Serafini, A.; Lis, M.; Carreras, N.; Boemo, R.L.; Tornero, J. Materials science and engineering C. Biomimetic and supramolecular systems Vol. 33, num. 7, p. 4002-4008 DOI: 10.1016/j.msec.2013.05.034 Data de publicació: 2013-10 Article en revista
The primary advantages of electrospun membranes include the ability to obtain very thin fibers that are on the order of magnitude of several nanometers with a considerable superficial area and the possibility for these membranes to be manipulated and processed for many different applications. The purpose of this study is to evaluate and quantify the transport mechanisms that control the release of drugs from polymer-based sandwich membranes produced using the electrospinning processes. These electrospun membranes were composed of poly(lactic acid) (PLA) because it is one of the most promising biodegradable polymers due to its mechanical properties, thermoplastic processability and biological properties, such as its biocompatibility and biodegradability.
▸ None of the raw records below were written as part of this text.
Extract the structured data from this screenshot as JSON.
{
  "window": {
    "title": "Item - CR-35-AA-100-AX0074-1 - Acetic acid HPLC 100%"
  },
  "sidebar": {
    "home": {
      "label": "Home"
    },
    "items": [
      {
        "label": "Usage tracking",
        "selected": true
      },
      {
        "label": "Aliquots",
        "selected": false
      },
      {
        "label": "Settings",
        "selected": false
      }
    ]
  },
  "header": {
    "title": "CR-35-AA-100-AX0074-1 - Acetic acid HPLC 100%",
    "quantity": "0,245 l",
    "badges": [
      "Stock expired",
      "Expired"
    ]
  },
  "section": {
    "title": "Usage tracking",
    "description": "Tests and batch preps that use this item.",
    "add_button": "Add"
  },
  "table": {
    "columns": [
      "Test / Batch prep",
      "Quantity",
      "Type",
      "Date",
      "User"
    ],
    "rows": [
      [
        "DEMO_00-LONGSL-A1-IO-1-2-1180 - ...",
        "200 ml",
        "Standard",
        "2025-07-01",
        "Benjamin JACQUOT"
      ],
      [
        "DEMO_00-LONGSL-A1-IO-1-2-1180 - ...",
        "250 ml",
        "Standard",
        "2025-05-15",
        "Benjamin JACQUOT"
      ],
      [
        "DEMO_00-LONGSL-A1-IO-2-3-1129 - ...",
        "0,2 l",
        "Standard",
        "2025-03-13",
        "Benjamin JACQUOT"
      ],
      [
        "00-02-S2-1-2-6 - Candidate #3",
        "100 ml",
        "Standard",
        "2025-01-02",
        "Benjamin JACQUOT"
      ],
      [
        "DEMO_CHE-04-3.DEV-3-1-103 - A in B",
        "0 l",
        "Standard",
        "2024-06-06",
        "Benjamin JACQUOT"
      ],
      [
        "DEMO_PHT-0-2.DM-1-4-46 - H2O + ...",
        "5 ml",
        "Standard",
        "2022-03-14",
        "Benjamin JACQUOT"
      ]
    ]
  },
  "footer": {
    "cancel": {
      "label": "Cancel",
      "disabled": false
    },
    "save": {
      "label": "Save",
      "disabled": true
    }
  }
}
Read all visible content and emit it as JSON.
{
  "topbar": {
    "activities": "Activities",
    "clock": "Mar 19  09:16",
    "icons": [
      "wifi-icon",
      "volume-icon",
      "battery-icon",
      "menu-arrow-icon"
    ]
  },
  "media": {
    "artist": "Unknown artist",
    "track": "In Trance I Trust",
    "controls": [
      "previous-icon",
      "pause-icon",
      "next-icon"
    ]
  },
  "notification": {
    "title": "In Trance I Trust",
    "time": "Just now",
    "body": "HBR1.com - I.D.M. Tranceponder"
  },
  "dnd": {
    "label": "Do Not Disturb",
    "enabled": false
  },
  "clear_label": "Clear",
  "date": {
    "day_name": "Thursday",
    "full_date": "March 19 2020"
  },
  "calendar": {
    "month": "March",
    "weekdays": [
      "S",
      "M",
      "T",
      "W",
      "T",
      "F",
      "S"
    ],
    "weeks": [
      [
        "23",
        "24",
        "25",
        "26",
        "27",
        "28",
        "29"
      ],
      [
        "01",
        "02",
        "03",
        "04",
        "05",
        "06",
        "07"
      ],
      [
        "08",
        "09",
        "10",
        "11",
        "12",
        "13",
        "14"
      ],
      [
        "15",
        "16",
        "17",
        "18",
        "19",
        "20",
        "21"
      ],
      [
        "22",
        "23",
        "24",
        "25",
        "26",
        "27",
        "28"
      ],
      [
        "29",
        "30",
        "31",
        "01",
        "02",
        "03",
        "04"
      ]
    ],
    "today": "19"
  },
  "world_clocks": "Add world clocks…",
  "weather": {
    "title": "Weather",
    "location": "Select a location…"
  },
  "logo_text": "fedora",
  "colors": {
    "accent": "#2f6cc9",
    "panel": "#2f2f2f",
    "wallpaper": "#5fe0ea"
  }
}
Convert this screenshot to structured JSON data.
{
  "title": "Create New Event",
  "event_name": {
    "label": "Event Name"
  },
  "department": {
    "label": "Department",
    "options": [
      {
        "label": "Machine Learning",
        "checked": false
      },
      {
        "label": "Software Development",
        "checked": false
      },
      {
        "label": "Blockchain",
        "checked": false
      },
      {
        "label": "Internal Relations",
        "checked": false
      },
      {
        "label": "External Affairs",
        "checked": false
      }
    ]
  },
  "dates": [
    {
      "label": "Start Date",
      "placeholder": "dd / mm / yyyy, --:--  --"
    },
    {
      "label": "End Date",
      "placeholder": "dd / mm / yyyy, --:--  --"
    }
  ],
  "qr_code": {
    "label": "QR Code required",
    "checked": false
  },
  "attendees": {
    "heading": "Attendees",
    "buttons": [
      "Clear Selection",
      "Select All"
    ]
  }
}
The transport mechanism that controls the drug delivery was evaluated via the release kinetics of a bioactive agent in physiological serum, which was used as a corporal fluid simulation. To describe the delivery process, mathematical models, such as the Power Law, the classical Higuchi equation and an approach to Fick's Second Law were used. Using the applied mathematical models, it is possible to conclude that control over the release of the drug is significantly dependent on the thickness of the membrane rather than the concentration of the drug.